Réactions depuis Gaza : humaniser plutôt que réduire
À Gaza, des cinéastes locaux estiment que The Voice of Hind Rajab permet de présenter la vie d’un être humain dans toute sa profondeur, au lieu de réduire une personne à un simple chiffre dans un bilan. Pour eux, l’enjeu est de changer la perception internationale davantage que d’espérer une transformation immédiate du terrain.
Ibrahim al‑Otla et Mohammed al‑Sawwaf, réalisateurs basés à Gaza, insistent sur le rôle du film pour exposer la réalité des exécutions sur le terrain et l’effacement des familles entières des registres civils, tout en reconnaissant que la complexité du conflit dépasse ce que tout film peut montrer.
Enquêtes, dénégations et attentes
Au lendemain des faits, les autorités militaires ont d’abord nié leur présence sur le lieu du drame, avant d’indiquer ultérieurement avoir mené des opérations dans la zone. Des enquêtes journalistiques et des demandes de réexamen ont contribué à raviver l’attention autour du dossier.

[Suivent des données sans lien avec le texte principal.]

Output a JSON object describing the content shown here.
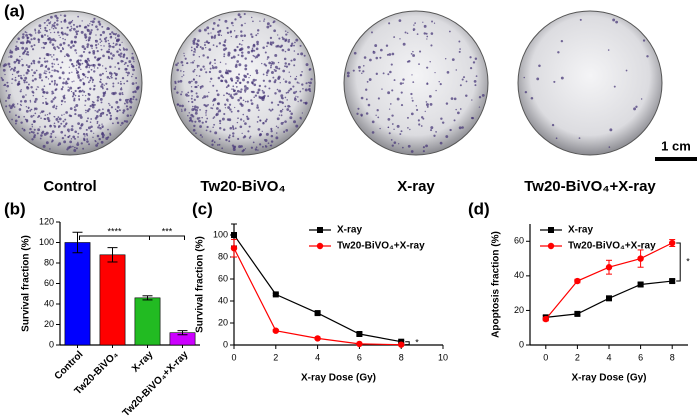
{
  "panel_a": {
    "label": "(a)",
    "images": [
      "Control",
      "Tw20-BiVO₄",
      "X-ray",
      "Tw20-BiVO₄+X-ray"
    ],
    "scale_bar": "1 cm"
  },
  "chart_data": [
    {
      "type": "bar",
      "panel_label": "(b)",
      "y_label": "Survival fraction (%)",
      "categories": [
        "Control",
        "Tw20-BiVO₄",
        "X-ray",
        "Tw20-BiVO₄+X-ray"
      ],
      "values": [
        100,
        88,
        46,
        12
      ],
      "errors": [
        10,
        7,
        2,
        2
      ],
      "colors": [
        "#0000ff",
        "#ff0000",
        "#22bb22",
        "#cc00ff"
      ],
      "ylim": [
        0,
        120
      ],
      "yticks": [
        0,
        20,
        40,
        60,
        80,
        100,
        120
      ],
      "significance": [
        "****",
        "***"
      ]
    },
    {
      "type": "line",
      "panel_label": "(c)",
      "x_label": "X-ray Dose (Gy)",
      "y_label": "Survival fraction (%)",
      "x": [
        0,
        2,
        4,
        6,
        8
      ],
      "series": [
        {
          "name": "X-ray",
          "color": "#000000",
          "marker": "square",
          "values": [
            100,
            46,
            29,
            10,
            3
          ],
          "errors": [
            10,
            1,
            1,
            1,
            1
          ]
        },
        {
          "name": "Tw20-BiVO₄+X-ray",
          "color": "#ff0000",
          "marker": "circle",
          "values": [
            88,
            13,
            6,
            1,
            0.3
          ],
          "errors": [
            8,
            1,
            1,
            0.5,
            0.2
          ]
        }
      ],
      "xlim": [
        0,
        10
      ],
      "xticks": [
        0,
        2,
        4,
        6,
        8,
        10
      ],
      "ylim": [
        0,
        110
      ],
      "yticks": [
        0,
        20,
        40,
        60,
        80,
        100
      ],
      "legend": "upper right",
      "significance": "*"
    },
    {
      "type": "line",
      "panel_label": "(d)",
      "x_label": "X-ray Dose (Gy)",
      "y_label": "Apoptosis fraction (%)",
      "x": [
        0,
        2,
        4,
        6,
        8
      ],
      "series": [
        {
          "name": "X-ray",
          "color": "#000000",
          "marker": "square",
          "values": [
            16,
            18,
            27,
            35,
            37
          ],
          "errors": [
            1,
            1,
            1,
            1,
            1
          ]
        },
        {
          "name": "Tw20-BiVO₄+X-ray",
          "color": "#ff0000",
          "marker": "circle",
          "values": [
            15,
            37,
            45,
            50,
            59
          ],
          "errors": [
            1,
            1,
            4,
            5,
            2
          ]
        }
      ],
      "xlim": [
        -1,
        9
      ],
      "xticks": [
        0,
        2,
        4,
        6,
        8
      ],
      "ylim": [
        0,
        70
      ],
      "yticks": [
        0,
        20,
        40,
        60
      ],
      "legend": "upper left",
      "significance": "*"
    }
  ]
}
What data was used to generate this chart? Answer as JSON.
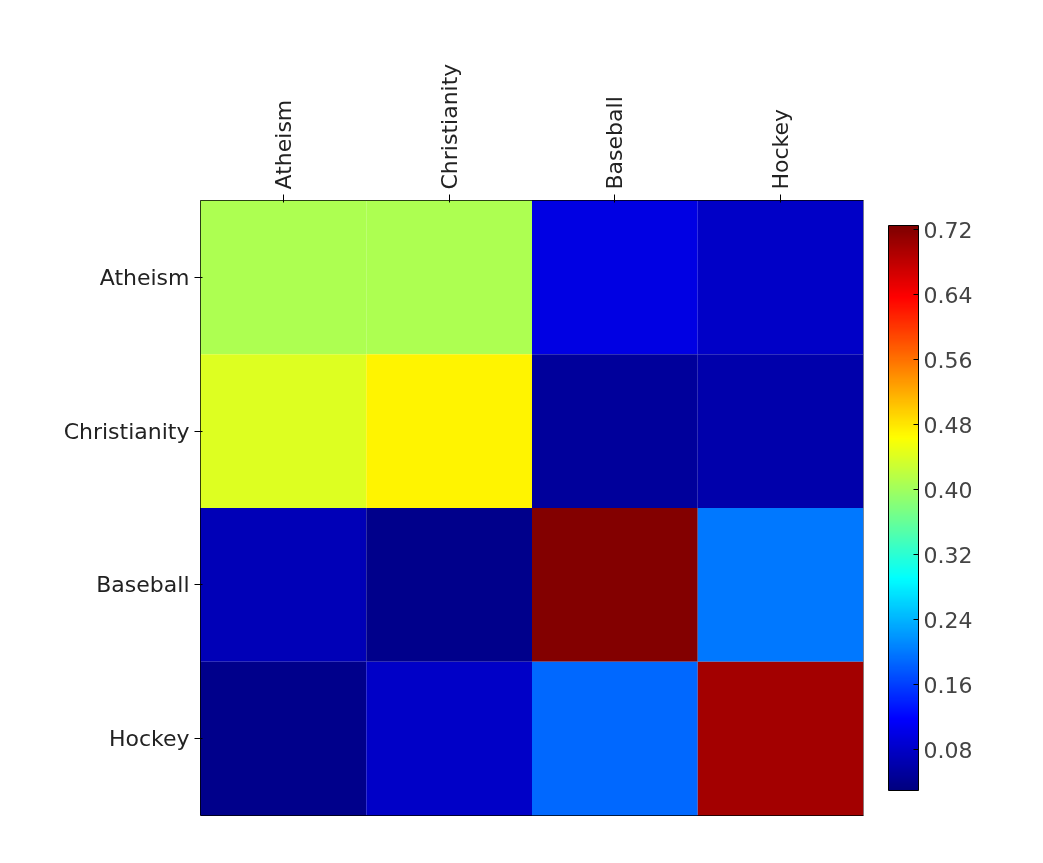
{
  "chart_data": {
    "type": "heatmap",
    "categories": [
      "Atheism",
      "Christianity",
      "Baseball",
      "Hockey"
    ],
    "y_categories": [
      "Atheism",
      "Christianity",
      "Baseball",
      "Hockey"
    ],
    "cells": [
      [
        0.41,
        0.41,
        0.1,
        0.08
      ],
      [
        0.44,
        0.47,
        0.05,
        0.06
      ],
      [
        0.07,
        0.04,
        0.72,
        0.2
      ],
      [
        0.04,
        0.08,
        0.19,
        0.7
      ]
    ],
    "clim": [
      0.03,
      0.725
    ],
    "cticks": [
      0.08,
      0.16,
      0.24,
      0.32,
      {
        "value": 0.4,
        "label": "0.40"
      },
      0.48,
      0.56,
      0.64,
      0.72
    ]
  }
}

Plusieurs personnalités demandent que la reconnaissance artistique aille de pair avec des engagements concrets de la communauté internationale pour protéger les civils et faire avancer les enquêtes. L’espoir exprimé est que la nomination aux Oscars transforme l’émotion en pression réelle en faveur de la justice.
Au‑delà de la cérémonie, The Voice of Hind Rajab aspire à maintenir vivante la mémoire d’une enfant et, par son récit, à imposer la dignité des victimes civiles dans le débat public mondial.